Ki Hajar Dewantara sudah menggemakan filosofi pendidikan yang sangat agung. Ing Ngarso sung Tulodho, Ing Madyo Mangun Karso, Tut Wuri Handayani. Di depan menjadi teladan, di tengah membangun kehendak, di belakang memberikan dukungan. Semboyan yang diperuntukkan bagi guru ini seakan sudah tergilas waktu dan perubahan jaman. Padahal jika diresapi dan menjadi nafas pendidikan, nilainya amatlah luhur. 


Pembaruan dengan Kurikulum Kaya

Kurikulum yang kita pakai selama ini acapkali berubah seiring pergantian tampuk menteri pendidikan. Makin lama makin banyak tuntutan superfisial tanpa menyentuh aspek spiritual peserta didik. Akhirnya, lahirlah output yang meskipun menghabiskan seharian waktu di sekolah, tapi masih belum paham tentang esensi belajar.

Idealnya, kurikulum disusun dengan sederhana tapi sarat makna. Menurut CM, 3 pengetahuan utama bagi anak-anak adalah tentang Tuhan, manusia dan alam semesta.

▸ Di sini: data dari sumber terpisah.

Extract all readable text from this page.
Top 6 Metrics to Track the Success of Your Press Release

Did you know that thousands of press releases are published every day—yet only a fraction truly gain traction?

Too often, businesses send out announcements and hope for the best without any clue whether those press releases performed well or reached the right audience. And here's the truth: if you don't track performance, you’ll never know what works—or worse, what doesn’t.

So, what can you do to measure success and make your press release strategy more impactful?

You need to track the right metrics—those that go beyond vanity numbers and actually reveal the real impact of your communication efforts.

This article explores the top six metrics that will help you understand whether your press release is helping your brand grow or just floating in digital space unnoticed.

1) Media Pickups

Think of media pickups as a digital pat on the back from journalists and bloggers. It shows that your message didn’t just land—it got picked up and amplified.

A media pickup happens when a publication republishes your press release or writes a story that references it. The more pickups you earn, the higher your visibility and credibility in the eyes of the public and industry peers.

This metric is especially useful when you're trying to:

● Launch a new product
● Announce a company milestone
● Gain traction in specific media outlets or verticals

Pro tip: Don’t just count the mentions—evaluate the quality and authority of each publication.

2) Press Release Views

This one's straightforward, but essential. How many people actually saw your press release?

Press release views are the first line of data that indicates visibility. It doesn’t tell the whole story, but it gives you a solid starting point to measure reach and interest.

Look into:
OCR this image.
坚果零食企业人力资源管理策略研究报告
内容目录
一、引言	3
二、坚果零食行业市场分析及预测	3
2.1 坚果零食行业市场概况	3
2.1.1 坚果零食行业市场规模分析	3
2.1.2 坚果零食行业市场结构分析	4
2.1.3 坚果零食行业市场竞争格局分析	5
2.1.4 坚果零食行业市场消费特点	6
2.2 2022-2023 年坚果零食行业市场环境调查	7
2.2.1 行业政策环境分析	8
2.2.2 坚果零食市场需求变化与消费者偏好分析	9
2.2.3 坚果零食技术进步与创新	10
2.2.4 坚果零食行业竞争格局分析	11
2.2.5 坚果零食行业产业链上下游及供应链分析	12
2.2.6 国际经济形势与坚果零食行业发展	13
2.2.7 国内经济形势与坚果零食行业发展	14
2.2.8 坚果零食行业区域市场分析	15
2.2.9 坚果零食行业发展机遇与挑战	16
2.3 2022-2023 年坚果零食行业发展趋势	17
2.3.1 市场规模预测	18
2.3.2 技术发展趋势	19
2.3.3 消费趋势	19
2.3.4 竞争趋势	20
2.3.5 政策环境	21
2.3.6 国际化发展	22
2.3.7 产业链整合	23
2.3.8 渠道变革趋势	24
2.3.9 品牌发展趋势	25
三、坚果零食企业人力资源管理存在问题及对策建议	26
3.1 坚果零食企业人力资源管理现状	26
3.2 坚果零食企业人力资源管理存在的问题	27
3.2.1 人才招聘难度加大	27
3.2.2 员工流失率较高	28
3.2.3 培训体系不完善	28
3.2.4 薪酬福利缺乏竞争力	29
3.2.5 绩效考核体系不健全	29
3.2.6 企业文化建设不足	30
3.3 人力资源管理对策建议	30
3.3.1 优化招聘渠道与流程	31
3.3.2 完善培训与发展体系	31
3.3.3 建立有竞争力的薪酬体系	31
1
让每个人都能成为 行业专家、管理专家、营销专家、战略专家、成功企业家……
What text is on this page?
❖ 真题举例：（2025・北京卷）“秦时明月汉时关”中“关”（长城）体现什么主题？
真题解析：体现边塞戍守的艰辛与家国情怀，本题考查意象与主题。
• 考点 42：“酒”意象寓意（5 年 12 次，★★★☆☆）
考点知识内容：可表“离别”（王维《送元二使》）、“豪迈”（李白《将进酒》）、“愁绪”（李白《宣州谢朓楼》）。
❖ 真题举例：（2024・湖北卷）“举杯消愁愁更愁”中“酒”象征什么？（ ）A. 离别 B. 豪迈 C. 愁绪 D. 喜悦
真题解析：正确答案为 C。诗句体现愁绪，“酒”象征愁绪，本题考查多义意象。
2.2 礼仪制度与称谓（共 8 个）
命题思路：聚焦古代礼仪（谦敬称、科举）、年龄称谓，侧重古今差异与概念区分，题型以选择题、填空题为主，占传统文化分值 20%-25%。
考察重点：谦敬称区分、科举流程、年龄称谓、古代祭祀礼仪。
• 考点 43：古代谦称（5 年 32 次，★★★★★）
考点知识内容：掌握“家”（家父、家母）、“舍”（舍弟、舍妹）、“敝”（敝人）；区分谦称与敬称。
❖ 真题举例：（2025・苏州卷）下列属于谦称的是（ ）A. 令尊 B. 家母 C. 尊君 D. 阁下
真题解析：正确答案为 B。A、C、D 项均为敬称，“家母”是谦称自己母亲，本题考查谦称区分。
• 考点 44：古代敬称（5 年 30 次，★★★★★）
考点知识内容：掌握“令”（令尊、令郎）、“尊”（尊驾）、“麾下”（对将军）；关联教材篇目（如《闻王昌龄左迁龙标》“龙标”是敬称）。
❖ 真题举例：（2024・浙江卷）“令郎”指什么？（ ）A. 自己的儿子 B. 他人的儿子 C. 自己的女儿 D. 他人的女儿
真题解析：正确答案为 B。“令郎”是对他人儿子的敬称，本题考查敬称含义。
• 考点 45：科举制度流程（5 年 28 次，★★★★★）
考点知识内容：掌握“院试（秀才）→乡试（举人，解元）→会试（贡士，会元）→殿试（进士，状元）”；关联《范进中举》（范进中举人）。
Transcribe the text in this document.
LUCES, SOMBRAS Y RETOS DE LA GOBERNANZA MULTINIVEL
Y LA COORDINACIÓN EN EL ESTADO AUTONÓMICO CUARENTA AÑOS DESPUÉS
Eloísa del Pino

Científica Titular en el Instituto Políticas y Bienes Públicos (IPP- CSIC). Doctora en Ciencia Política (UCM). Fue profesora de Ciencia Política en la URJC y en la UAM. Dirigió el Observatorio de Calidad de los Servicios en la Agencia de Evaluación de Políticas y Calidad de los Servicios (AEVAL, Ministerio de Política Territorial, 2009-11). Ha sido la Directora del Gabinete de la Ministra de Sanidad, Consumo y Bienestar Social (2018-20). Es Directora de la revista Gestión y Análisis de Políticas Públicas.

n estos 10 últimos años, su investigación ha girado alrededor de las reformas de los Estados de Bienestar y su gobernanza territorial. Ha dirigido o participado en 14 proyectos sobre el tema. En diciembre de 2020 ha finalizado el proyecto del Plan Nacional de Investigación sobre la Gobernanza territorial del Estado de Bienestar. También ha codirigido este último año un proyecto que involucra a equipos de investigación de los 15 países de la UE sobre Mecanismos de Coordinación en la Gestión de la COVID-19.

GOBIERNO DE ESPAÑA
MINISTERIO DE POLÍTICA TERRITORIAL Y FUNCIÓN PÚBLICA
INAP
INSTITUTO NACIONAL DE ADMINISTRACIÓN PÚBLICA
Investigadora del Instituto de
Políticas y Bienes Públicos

Guru selama ini disibukkan dengan rencana pembelajaran yang dituntut paripurna. Padahal tugas utama dan pertamanya adalah mendidik. Sebagai atmosfer belajar alamiah peserta didik, guru selayaknya senantiasa belajar sepanjang hayat. Sehingga kehadiran guru akan selalu menginspirasi peserta didiknya, tanpa terlalu banyak mendikte apalagi dengan marah-marah.

Karakter baik pada kurikulum sebelumnya yang dijelaskan panjang lebar dalam rencana pembelajaran, sudah sewajarnya menjadi bagian dari keseharian yang dilakukan dengan disiplin dan ajeg, baik oleh siswa maupun gurunya sendiri.

Seperti halnya aspek badaniah yang kebanyakan menjadi tujuan pembelajaran, aspek rohaniah juga hendaknya dihidupi agar senantiasa hidup. Jiwa dan pikiran kita juga membutuhkan makanan, yaitu berupa ide-ide hidup, yang datang dari pikiran orang-orang berjiwa besar. Ide-ide ini tertulis dalam buku berkelas sastrawi klasik yang saya yakin sudah jarang dikenalkan pada siswa di sekolah. 

Pembelajaran di sekolah, apalagi di jenjang dasar, tidak perlu berlangsung lama. Pelajaran yang singkat namun padat, daging semua. Terlalu lama duduk dalam ruang kelas tertutup juga tidak selaras dengan fitrah anak yang nalurinya bermain bebas. 

Kegiatan belajar mengajar baiknya mempertimbangkan berkegiatan di alam sebanyak mungkin sebagai wujud rasa syukur kepada Tuhan. Harapannya agar para siswa  mengenal semesta lebih dekat, melindungi dan memeliharanya secara nyata.